The Treasury is expected to publish the review into business rates as part of the upcoming Budget on 27 October, after it was delayed beyond the earlier Budget in March 2021.
According to The Telegraph, minor changes to the system are still expected to be announced, but larger reforms have been shelved until an unknown date so ministers and officials can undertake extensive research and further work.
In a joint statement ahead of the chancellor’s post-lockdown Budget, the Confederation of British Industry (CBI) and 41 other trade groups are demanding fundamental changes to the system, which taxes companies based on their premises.

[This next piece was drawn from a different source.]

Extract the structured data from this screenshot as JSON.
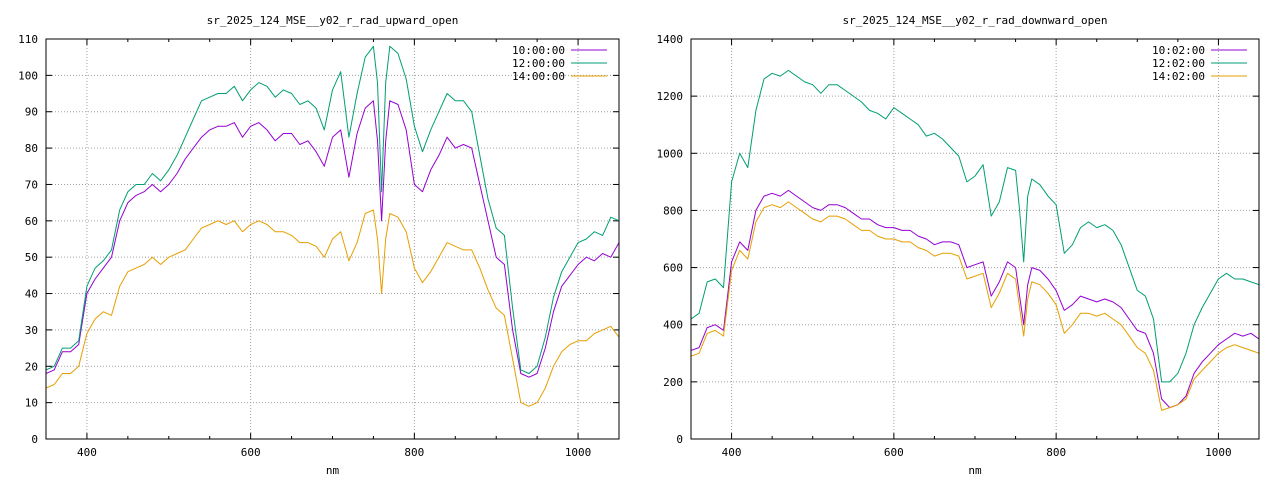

The trade groups that represent more than 260,000 businesses and 9 million employees between them warned that failure to take action now would weigh on the government’s ambition to create a high-wage, high-productivity and high-investment economy.
John Webber, Head of Business Rates at Colliers said: “Reports that the Government will not be announcing any major overhaul of the Business Rates system in the forthcoming Budget is massively disappointing. It is frustrating that 18 months into a consultation which has already been delayed four times in the last year, that the Government is still not ready to respond to industry calls for proper reform. Delayed action will be a further hit to businesses – it will cost jobs and will do nothing to save the high street.”
“Obviously we will need to wait to see what is in the detail in the Budget- but we would hope “tinkering” would include a recognition that in current form business rates are too high and that the multiplier at current levels of 51p in the pound is unsustainable for business. A 50p plus tax is just too high. The Chancellor, at the very least, should commit to a reduction of the multiplier to around 30p when he stands up at the end of the month. That would provide a significant relief to businesses across all sectors, particularly those in retail and hospitality”
Shadow chancellor Rachel Reeves previously announced she would freeze business rates next year if she was in No 11, whilst also offering a cut for small firms, paid for by hiking digital taxes. She committed the next Labour government to abolishing business rates, using the proceeds of a global deal on taxing multinational firms.